Politik | aus FALTER 03/06 vom 18.01.2006

Dem Kärntner Landeshauptmann ist ja kein Mittel zu dreist, um die Aufstellung zusätzlicher zweisprachiger Ortstafeln zu verhindern. Sein jüngster Streich: Am Freitag wachelte Jörg Haider im Kanzleramt mit einer Umfrage herum, in der sich angeblich die Mehrheit der Befragten von zehn Südkärntner Gemeinden gegen die Schilder stemmt.

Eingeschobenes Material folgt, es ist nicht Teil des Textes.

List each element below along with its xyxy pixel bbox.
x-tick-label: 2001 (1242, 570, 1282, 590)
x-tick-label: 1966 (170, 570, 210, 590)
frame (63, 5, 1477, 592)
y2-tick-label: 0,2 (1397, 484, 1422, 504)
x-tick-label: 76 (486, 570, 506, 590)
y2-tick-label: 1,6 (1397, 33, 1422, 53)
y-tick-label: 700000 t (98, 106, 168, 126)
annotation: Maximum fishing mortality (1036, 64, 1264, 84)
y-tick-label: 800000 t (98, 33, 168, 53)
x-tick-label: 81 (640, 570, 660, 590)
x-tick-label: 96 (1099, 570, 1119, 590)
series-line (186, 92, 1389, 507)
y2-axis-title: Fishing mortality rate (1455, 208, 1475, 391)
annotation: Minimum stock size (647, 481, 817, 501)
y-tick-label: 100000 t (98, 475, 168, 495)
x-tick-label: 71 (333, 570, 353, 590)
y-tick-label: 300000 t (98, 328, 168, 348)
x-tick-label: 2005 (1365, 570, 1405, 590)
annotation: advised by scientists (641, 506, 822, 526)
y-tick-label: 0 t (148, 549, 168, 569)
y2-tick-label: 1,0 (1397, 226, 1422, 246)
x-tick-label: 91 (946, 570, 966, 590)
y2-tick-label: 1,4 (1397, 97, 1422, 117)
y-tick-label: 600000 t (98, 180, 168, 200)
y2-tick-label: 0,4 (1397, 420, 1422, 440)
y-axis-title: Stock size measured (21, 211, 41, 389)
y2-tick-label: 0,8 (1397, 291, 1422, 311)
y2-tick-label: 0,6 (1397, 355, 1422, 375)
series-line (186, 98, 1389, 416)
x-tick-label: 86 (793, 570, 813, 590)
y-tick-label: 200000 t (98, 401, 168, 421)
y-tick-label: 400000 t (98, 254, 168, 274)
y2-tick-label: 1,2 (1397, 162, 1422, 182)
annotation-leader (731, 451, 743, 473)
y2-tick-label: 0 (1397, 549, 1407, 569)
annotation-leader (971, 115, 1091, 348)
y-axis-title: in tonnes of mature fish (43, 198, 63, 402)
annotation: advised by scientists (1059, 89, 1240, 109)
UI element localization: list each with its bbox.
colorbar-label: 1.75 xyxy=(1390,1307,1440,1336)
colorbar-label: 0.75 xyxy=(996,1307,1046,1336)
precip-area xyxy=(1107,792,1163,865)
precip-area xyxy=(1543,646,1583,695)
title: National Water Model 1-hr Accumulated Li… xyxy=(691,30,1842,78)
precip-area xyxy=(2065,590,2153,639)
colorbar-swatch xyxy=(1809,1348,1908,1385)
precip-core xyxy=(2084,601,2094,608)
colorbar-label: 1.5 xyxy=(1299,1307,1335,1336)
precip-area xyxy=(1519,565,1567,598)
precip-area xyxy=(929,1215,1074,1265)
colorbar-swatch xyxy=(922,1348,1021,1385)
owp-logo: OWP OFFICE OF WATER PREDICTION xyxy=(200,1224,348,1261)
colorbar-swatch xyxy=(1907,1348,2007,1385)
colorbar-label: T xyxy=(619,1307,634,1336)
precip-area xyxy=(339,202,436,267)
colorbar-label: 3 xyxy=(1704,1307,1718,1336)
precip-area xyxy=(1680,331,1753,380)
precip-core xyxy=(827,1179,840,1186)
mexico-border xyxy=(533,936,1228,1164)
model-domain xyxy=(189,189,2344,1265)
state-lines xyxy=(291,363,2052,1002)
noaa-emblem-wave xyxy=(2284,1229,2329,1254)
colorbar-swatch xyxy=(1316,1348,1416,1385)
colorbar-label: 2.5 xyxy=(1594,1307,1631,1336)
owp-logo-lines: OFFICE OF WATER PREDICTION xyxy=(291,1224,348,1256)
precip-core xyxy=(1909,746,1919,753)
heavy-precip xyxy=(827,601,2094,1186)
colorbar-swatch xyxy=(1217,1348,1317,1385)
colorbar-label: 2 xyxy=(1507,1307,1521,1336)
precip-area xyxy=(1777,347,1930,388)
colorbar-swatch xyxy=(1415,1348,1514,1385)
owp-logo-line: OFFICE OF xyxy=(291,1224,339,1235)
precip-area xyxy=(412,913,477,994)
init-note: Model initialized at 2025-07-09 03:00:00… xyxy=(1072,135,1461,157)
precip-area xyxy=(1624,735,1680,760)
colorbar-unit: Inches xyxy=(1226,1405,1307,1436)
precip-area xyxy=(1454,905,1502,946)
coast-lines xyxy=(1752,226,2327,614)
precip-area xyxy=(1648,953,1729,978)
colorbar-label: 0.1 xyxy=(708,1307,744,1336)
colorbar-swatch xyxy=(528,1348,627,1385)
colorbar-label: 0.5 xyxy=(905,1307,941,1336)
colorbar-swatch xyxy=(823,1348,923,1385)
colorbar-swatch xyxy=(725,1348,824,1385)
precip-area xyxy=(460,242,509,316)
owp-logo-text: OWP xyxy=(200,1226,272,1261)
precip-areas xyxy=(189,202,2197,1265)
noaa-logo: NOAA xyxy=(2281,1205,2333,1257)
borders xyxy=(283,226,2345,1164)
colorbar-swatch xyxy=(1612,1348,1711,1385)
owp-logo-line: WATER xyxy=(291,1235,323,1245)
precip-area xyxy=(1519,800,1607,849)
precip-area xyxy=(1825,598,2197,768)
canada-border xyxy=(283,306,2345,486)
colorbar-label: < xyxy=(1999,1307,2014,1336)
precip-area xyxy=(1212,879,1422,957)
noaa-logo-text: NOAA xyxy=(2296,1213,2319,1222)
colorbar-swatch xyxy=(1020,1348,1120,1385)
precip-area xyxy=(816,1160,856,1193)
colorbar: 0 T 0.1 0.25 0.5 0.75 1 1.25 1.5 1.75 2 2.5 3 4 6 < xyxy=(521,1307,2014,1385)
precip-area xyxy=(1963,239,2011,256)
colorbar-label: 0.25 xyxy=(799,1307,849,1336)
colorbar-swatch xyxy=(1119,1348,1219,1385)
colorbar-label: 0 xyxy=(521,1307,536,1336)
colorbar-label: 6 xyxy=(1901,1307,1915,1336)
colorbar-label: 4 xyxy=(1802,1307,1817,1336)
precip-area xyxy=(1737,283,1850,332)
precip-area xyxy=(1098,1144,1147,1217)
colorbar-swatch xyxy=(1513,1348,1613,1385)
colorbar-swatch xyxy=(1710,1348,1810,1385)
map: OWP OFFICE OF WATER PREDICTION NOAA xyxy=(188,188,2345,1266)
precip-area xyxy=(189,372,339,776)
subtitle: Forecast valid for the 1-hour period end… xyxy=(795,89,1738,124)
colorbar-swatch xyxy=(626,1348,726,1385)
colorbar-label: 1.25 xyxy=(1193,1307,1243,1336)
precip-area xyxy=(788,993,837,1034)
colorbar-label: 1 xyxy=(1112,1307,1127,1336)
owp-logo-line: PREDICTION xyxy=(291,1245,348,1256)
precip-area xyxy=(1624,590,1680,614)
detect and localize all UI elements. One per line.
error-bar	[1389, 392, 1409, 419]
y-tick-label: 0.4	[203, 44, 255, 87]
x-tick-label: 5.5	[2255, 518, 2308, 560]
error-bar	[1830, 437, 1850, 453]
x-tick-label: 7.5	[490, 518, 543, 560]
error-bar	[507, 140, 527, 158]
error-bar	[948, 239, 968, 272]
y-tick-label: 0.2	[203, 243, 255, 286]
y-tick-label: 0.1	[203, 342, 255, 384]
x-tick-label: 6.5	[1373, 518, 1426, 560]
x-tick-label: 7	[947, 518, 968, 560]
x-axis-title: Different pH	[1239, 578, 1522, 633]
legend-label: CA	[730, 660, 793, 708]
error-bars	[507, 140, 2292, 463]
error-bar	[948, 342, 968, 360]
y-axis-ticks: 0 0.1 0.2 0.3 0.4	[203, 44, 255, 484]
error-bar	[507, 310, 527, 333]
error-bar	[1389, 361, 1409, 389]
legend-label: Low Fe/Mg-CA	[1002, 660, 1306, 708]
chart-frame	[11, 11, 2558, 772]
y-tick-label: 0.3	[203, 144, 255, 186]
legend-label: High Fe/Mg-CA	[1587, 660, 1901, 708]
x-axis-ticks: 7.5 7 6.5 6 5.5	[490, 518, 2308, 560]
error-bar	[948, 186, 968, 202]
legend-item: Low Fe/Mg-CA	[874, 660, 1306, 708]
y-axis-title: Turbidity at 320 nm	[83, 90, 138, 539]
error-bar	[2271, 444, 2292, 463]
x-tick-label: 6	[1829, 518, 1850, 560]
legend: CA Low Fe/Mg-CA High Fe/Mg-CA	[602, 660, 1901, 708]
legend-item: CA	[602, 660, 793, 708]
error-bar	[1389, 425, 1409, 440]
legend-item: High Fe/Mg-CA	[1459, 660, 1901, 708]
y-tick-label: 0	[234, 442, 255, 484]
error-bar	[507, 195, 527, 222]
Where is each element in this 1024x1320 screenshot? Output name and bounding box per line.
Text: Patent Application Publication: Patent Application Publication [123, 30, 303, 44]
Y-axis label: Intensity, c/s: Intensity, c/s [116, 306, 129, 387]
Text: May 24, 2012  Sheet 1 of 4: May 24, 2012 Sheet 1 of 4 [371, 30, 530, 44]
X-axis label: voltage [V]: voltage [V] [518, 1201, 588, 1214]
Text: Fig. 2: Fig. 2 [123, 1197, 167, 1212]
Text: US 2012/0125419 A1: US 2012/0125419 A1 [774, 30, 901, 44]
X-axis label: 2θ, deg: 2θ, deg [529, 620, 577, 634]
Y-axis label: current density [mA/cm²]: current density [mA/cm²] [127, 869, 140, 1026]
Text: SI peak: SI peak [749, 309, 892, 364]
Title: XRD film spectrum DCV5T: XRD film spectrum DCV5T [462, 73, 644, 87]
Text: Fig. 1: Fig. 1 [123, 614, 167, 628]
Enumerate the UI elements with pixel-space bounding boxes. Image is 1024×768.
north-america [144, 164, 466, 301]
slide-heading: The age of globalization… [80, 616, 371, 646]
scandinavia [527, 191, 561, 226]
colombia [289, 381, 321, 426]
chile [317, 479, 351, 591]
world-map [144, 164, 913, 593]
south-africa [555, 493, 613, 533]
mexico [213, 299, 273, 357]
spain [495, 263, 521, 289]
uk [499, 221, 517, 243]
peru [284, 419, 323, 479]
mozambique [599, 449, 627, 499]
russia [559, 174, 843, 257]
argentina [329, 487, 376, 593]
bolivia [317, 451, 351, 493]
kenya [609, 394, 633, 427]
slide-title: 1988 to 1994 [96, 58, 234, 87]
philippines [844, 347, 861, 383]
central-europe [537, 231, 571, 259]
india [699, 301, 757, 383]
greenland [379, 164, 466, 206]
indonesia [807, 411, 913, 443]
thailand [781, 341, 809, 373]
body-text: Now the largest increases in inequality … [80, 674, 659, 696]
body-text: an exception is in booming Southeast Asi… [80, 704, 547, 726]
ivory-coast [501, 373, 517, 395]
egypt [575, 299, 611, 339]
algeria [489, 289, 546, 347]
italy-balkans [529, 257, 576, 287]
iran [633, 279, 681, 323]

Zumindest einer will dem Treiben des Oberkärntners nicht mehr länger tatenlos zusehen: August Muri, Bezirkshauptmann von Völkermarkt, wird nun in seinem Wirkungskreis - in Bleiburg und Bleiburg-Ebersdorf - die Aufstellung der Tafeln verordnen. Seine Begründung: "Wenn ich das nicht mache, verstoße ich gegen das Recht. Ich gehe im März in Pension und möchte meinem Nachfolger kein faules Ei hinterlassen." Dass sein Erlass von den zuständigen Behörden, also Gemeinde und Straßenmeisterei, exekutiert wird, bezweifelt er allerdings selbst. Aber in einem Land wie Kärnten zählt ja bereits der gute Wille.